Burak Şahinoğlu of the California Institute of Technology will give the Stanford Institute for Theoretical Physics (SITP) Monday Colloquium.

**Abstract**: Motivated by the close relationship between quantum error-correction, topological order, the holographic AdS/CFT duality, and tensor networks, we initiate the study of approximate quantum error-detecting codes in matrix product states (MPS). We first show that using open-boundary MPS to define boundary to bulk encoding maps yields at most constant distance error-detecting codes. These are degenerate ground spaces of gapped local Hamiltonians. To get around this no-go result, we consider excited states, i.e., we use the excitation ansatz to construct encoding maps: these yield error-detecting codes with distance Ω(n^{1−ν}) for any ν∈(0,1) and Ω(log n) encoded qubits.
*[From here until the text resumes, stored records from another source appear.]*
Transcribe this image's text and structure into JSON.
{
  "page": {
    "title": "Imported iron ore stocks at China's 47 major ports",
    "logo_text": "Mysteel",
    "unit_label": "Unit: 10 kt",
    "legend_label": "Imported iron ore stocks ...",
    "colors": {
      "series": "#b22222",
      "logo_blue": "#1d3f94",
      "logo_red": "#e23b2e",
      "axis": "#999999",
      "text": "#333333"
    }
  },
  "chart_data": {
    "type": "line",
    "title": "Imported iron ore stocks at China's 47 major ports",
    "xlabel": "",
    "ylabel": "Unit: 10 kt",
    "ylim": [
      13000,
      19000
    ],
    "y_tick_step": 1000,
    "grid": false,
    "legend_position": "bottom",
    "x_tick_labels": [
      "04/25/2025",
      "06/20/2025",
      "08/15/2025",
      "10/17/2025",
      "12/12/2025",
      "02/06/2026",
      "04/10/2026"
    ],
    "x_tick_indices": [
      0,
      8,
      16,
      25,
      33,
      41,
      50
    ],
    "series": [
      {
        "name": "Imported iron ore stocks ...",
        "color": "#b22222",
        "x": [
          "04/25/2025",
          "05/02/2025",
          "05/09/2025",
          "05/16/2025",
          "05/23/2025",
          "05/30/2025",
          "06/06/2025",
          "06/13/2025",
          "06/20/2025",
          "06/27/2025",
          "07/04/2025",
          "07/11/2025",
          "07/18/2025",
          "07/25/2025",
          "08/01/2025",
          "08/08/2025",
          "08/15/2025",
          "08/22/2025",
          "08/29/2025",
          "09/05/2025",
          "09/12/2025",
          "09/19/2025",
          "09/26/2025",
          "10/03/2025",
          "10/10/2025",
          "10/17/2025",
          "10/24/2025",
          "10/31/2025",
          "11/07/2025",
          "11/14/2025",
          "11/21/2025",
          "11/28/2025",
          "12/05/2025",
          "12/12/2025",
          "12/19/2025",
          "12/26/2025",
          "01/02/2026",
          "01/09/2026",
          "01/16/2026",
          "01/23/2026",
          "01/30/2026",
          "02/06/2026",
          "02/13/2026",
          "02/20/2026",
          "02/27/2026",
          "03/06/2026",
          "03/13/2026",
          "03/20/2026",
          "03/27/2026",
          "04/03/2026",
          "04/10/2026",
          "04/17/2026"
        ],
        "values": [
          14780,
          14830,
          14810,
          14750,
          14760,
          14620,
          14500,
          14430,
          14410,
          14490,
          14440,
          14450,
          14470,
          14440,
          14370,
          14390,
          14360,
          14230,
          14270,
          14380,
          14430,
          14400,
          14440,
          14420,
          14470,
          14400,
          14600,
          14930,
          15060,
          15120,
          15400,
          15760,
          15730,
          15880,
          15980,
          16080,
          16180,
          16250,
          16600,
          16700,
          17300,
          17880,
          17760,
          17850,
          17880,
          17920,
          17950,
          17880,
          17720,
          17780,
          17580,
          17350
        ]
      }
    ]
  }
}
This shows that gapped systems contain -within isolated energy bands- error-detecting codes spanned by momentum eigenstates. We also consider the gapless Heisenberg-XXX model, whose energy eigenstates can be described via Bethe ansatz tensor networks. We show that it contains - within its low-energy eigenspace- an error-detecting code with the same parameter scaling. All these codes detect arbitrary d-local (not necessarily geometrically local) errors even though they are not permutation-invariant. This suggests that a wide range of naturally occurring many-body systems possess intrinsic error-detecting features. Joint work with Martina Gschwendtner, Robert König and Eugene Tang, which can be found at arXiv:1902.02115 [quant-ph]